What is Digital Sustainability and How Does It Support the SDGs?
2024-09-28, 13:30–14:00 (Europe/Zurich), Main Stage

When considering sustainability and digitality, the focus often falls on the extractive practices for rare resources and the power consumption of data centers, streaming services, and AI compute. While acknowledging these issues, it’s also crucial to consider how digitality and our own practices can support sustainability goals. The evolving concept of digital sustainability provides criteria and guidelines for positive digital practices.


This presentation will explore what digital sustainability is and how digital practices can align with the Sustainable Development Goals (SDGs), complementing the ecological view that focuses on the resource demands of digital technologies. Digital sustainability extends beyond immediate environmental impacts to consider how digital tools can foster innovation, improve education, and increase access to information, all critical for sustainable development. By examining the intersections between digitality and sustainability, the talk will highlight the pivotal roles individuals and higher education institutions (HEIs) can play in advancing digital sustainability.

The talk will trace the emergence of digital sustainability as a concept and its relationship to open source software, open data, and the commons. It will also ask how higher education institutions can integrate digital sustainability into their curricula, research, and operations, and how individuals can support these goals through their digital practices. By rethinking our approach to digital technologies, we can enhance our sustainability efforts and inspire participants to contribute to a more sustainable future.

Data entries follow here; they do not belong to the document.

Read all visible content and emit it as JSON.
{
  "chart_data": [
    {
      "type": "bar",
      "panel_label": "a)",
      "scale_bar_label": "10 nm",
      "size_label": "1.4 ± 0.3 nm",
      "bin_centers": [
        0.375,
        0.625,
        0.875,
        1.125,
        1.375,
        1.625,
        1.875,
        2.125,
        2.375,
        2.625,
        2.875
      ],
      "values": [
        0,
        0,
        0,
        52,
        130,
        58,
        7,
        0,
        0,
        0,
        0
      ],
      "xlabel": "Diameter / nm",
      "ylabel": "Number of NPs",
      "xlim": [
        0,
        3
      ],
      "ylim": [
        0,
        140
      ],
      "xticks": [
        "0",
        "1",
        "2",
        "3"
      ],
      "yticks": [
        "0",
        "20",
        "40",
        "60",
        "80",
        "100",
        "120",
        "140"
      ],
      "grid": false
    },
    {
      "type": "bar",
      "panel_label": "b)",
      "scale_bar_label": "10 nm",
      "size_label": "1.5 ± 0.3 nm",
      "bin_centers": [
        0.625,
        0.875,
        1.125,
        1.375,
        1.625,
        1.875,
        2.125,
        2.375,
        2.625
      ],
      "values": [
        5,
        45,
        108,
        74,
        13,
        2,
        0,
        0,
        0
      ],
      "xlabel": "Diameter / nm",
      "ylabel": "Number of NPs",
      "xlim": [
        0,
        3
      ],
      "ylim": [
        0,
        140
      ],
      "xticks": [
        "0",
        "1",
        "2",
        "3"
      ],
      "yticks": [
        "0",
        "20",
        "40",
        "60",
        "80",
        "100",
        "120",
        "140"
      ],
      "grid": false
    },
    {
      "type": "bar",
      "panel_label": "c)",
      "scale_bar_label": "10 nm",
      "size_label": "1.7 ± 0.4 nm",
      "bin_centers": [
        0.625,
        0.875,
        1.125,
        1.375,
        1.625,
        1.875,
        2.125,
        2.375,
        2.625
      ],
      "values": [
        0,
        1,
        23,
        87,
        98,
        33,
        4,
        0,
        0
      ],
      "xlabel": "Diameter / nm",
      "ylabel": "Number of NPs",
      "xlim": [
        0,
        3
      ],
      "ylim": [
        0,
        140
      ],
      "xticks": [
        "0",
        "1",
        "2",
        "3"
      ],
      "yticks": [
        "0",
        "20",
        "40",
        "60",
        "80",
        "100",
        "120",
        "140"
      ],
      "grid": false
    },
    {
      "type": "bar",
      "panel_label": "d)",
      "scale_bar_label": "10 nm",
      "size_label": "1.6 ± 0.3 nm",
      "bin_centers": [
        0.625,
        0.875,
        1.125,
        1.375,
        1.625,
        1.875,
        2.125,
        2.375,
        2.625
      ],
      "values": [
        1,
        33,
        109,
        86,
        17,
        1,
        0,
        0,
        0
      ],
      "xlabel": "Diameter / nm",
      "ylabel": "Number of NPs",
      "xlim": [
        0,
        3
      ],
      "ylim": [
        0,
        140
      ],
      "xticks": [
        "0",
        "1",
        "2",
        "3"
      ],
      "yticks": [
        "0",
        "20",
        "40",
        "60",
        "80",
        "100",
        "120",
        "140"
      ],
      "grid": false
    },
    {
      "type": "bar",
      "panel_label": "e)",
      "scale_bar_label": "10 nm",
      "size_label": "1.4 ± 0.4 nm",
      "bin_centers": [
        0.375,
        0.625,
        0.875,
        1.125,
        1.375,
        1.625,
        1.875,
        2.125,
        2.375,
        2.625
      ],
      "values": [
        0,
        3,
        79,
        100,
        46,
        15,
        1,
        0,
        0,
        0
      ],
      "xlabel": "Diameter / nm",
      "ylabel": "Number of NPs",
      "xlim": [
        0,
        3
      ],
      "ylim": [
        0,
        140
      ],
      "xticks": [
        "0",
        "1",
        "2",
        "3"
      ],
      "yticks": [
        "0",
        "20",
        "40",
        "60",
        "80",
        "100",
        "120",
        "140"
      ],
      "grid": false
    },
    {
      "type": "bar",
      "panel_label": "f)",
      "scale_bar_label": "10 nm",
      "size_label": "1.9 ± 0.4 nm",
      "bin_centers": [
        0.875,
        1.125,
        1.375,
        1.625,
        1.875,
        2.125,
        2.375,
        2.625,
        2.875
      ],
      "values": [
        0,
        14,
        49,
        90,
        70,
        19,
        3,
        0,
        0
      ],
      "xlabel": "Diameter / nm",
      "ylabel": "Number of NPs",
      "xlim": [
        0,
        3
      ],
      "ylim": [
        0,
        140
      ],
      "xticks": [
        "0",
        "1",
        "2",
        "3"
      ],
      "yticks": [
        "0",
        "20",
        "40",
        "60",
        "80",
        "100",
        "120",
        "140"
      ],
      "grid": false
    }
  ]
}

Birk Weiberg is Project Head for Interdisciplinarity and Transformation and Lecturer in the program Data Design + Art at the Lucerne School of Design, Film and Art. He studied Art History, Media Arts, and Philosophy at the Karlsruhe University of Arts and Design and the Humboldt University of Berlin and gained a doctorate from the University of Zurich with a dissertation on the history of optical effects in Hollywood. He worked at the Zurich University of the Arts and Foundation SAPA, Swiss Archive of the Performing Arts.